Thanks to their virtual no-show performance against Costa Rica last week, Italy now faces an uncertain World Cup future. While Italy need only to manage a draw against Uruguay to advance, you can make damn sure that Luis Suarez and Co will throw everything they have at the Azzurri, as their only hope for survival is to defeat the Italians tomorrow.
Given those stakes, it's only fitting that Cesare Prandelli experiment with a new tactical formation, right?
While the statistics are somewhat favorable to the Italians, Prandelli's posse has certainly failed the eye test, looking susceptible at the back and impotent up front, and averaging only 12 shots per game, two-thirds of which have been off target. For comparisons sake, Mario Balotelli averaged 5.5 shots per match and put nearly 50% of those on target this past season for Milan.
Speaking of Super Mario, Prandelli's reported switch to the 3-5-2 was made with the Milan striker in mind. With Ciro Immobile joining him up top, Balotelli should have more freedom to operate and space to find the ball; combine that with Immobile's 22 domestic goals this season, and Italy might have a chance of matching the Uruguayan duo of Suarez and Edinson Cavani.
That doesn't mean, however, that this 3-5-2 is an ideal setup for Prandelli. Rumors of this possible switch were floated in the media almost immediately after Italy's loss to Chile, with Daniele De Rossi set to reprise his role as centerback, a duty he performed admirably in Euro 2012.
However, now that DDR has been deemed unfit, Prandelli will rely on the Juventus trio of Giorgio Chiellini, Andrea Barzagli and Leonardo Bonucci to man the backline.
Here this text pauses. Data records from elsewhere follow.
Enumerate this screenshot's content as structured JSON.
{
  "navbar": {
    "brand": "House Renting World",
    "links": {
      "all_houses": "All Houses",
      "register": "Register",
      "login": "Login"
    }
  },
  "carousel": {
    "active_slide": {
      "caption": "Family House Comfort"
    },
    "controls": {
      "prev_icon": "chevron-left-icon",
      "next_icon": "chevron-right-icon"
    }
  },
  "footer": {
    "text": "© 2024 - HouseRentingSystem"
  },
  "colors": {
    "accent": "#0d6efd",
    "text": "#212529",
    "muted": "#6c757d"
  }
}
For some reason or another, Prandelli hasn't had faith in Bonucci, as indicated by his initial plan to place DDR in the heart of defense over the Juve man, and Bonucci has yet to feature in this World Cup, so keep an eye on him as he acclimates to the pace of this match, which has the potential to be high octane.
While Leo will be making his World Cup debut, Matteo Darmian and Mattia De Sciglio will make the shift to wingback. While it remains to be seen how the latter two will adapt to this new dynamic, with the amount of Juventus players in this lineup, placing them in their more familiar roles can only stand to benefit Italy.
The big loss for Italy, as we're all well aware, is that of De Rossi. While Italy's back three should be able to handle Uruguay's two strikers, at least in terms of outnumbering them, without De Rossi, Italy's midfield is lacking someone to do the dirty work, someone to prevent the back three from being overwhelmed; a matter made worse by the pairing of Andrea Pirlo and Marco Verratti, neither of whom are known for defensive contributions.
On the surface it would seem that these changes will breed enough familiarity for the Juve crew to help Italy manage a draw, but the tenor of this match will surely change the longer it remains scoreless and/or deadlocked.
Uruguay are backed into the proverbial corner and will come out swinging against the Azzurri, who will be betting on this new formation to bend but not break.